Menurut laporan tersebut, rencana AS mencakup investasi Amerika dalam produksi minyak Rusia di wilayah Arktik serta ekstraksi logam tanah jarang. Proposal itu juga disebut memasukkan pemulihan sistem lama untuk pengiriman sumber daya energi Rusia ke Eropa dan ke pasar global.

Dalam skema yang sama, rekonstruksi Ukraina diperkirakan akan dijalankan oleh perusahaan-perusahaan AS, dengan pendanaan sekitar 200 miliar dolar AS dari aset Rusia yang dibekukan.

Para negosiator AS mengatakan kepada The Wall Street Journal bahwa rencana Eropa untuk menggunakan aset beku akan menghabiskan dana terlalu cepat. Mereka menyebut strategi AS berfokus pada menginvestasikan aset Rusia agar nilainya bertumbuh.

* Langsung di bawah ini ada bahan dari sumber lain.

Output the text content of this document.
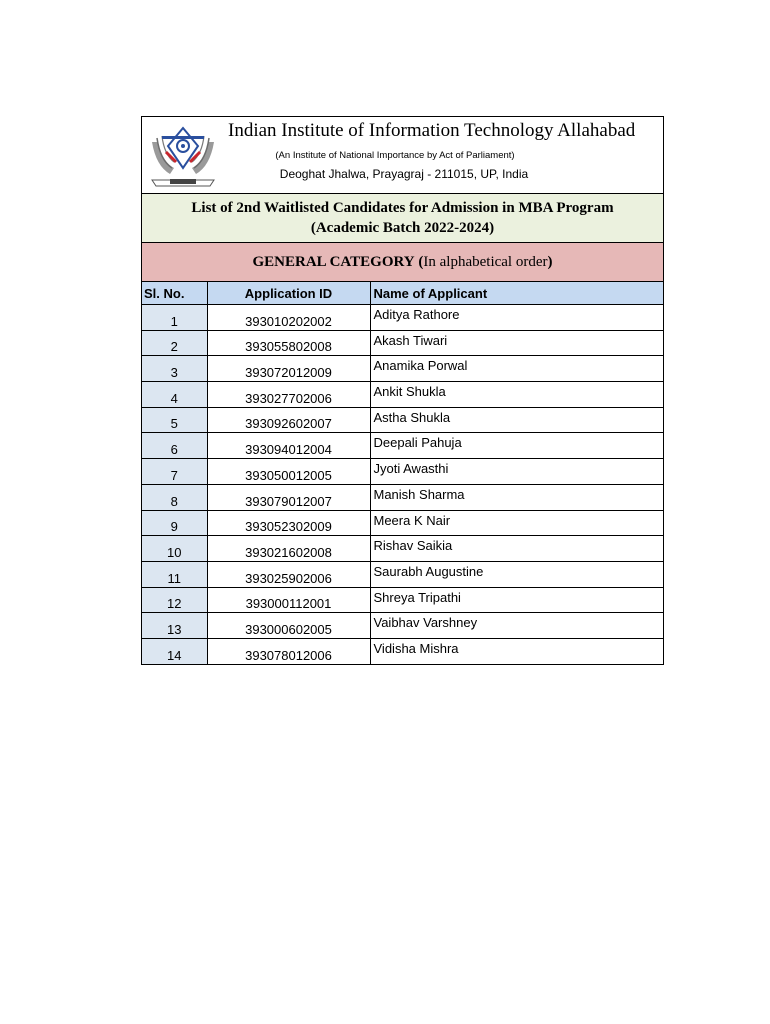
Indian Institute of Information Technology Allahabad
(An Institute of National Importance by Act of Parliament)
Deoghat Jhalwa, Prayagraj - 211015, UP, India
List of 2nd Waitlisted Candidates for Admission in MBA Program
(Academic Batch 2022-2024)
GENERAL CATEGORY (In alphabetical order)
Sl. No.	Application ID	Name of Applicant
1	393010202002	Aditya Rathore
2	393055802008	Akash Tiwari
3	393072012009	Anamika Porwal
4	393027702006	Ankit Shukla
5	393092602007	Astha Shukla
6	393094012004	Deepali Pahuja
7	393050012005	Jyoti Awasthi
8	393079012007	Manish Sharma
9	393052302009	Meera K Nair
10	393021602008	Rishav Saikia
11	393025902006	Saurabh Augustine
12	393000112001	Shreya Tripathi
13	393000602005	Vaibhav Varshney
14	393078012006	Vidisha Mishra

Respons pejabat Eropa terhadap proposal tersebut dilaporkan beragam. Salah satu sumber menyamakan rencana itu dengan pernyataan Trump tentang mengubah Jalur Gaza menjadi “riviera Timur Tengah” setelah perang. Sumber lain membandingkan usulan kesepakatan energi antara Rusia dan AS dengan Konferensi Yalta pada 1945, yang membahas tatanan dunia pasca Perang Dunia II.

Sejak pertengahan November, AS disebut gencar mempromosikan proposal perdamaian baru untuk Ukraina. Pada 2 Desember, Presiden Rusia Vladimir Putin menerima utusan khusus AS Steve Witkoff dan menantu Presiden AS Jared Kushner di Kremlin, yang dikaitkan dengan pembahasan rencana perdamaian AS untuk Ukraina.

Setelah dimulainya operasi militer Rusia di Ukraina pada 2022, Uni Eropa dan negara-negara G7 membekukan hampir setengah dari cadangan devisa Rusia yang totalnya sekitar 300 miliar euro. Sekitar 200 miliar euro di antaranya disimpan dalam akun-akun di Eropa, terutama di Euroclear, lembaga penyimpanan sekuritas yang berbasis di Belgia.

Sementara itu, Kremlin tetap menyatakan bahwa setiap upaya untuk menyita aset Rusia merupakan tindakan pencurian dan pelanggaran hukum internasional.